3-Methyl-BP: A 3-hydroxymethyl-BP (42.3 mg, 0.227 mmol) solution containing methanol (5 mL) and 4N HCl in dry dioxane (0.57 mL, 2.3 mmol) was hydrogenated in the presence of palladium/C (10 %, 40 mg) at rt and ambient pressure for 3 h. The catalyst was removed by filtration, washed with methanol (3 x 1 mL), and the combined methanolic solutions were evaporated under vacuum. The residue was dissolved in water (2 mL), Na2CO3 was added (0.1 g) and the solution was extracted with CH2Cl2 (3x2 mL). The combined CH2Cl2 solutions were dried (MgSO4) and rotary-evaporated at 2 mm and 45 °C, giving pure 3-methyl-BP (29.4 mg, 76 %) as a colorless oil.
ACKNOWLEDGEMENTS
We thank Eric Kem and Robert Bosien for their assistance in collecting the Amphiporus angulatus at numerous low tides, often in harsh weather and dim light.

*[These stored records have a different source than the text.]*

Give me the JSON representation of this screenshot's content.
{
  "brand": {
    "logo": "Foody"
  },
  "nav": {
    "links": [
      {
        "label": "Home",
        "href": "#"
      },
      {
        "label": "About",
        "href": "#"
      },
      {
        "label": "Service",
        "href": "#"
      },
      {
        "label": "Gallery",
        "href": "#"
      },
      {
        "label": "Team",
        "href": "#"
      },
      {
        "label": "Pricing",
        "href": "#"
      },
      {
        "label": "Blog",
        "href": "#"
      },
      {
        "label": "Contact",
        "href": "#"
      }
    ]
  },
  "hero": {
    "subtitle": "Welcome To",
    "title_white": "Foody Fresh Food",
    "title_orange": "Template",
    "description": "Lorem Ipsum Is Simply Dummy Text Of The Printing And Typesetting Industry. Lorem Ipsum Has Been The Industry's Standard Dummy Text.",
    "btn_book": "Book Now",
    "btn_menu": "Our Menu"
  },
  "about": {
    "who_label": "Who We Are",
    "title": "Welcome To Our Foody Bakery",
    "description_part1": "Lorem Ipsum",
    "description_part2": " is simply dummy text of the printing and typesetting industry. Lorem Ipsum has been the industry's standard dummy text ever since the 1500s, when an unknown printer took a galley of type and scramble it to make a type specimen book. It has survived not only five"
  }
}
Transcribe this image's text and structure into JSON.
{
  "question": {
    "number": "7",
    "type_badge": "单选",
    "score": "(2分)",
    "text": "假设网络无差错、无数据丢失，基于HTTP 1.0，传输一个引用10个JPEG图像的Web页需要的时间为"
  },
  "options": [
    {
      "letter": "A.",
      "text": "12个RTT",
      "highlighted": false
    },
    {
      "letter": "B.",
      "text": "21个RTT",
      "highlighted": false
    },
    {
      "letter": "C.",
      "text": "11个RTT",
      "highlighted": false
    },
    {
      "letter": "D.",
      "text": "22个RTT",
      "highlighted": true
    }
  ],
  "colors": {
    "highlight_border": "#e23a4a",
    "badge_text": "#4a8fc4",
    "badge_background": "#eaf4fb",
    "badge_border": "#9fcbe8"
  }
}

We are also grateful to Roy King and James Duncan (both UF) for obtaining the initial direct probe introduction EI mass spectra and high resolution mass determinations of the methyl-bipyridyl natural product. Barbara Seymour provided the nemertine drawing for the graphical abstract and Anne Rouchaud assisted in the preparation of the figures. This research was supported by Florida SeaGrants R/RL-MB-9, MB-16 and MB-20 to the Kem lab and NIDDK/NIH intramural funds to the Daly lab.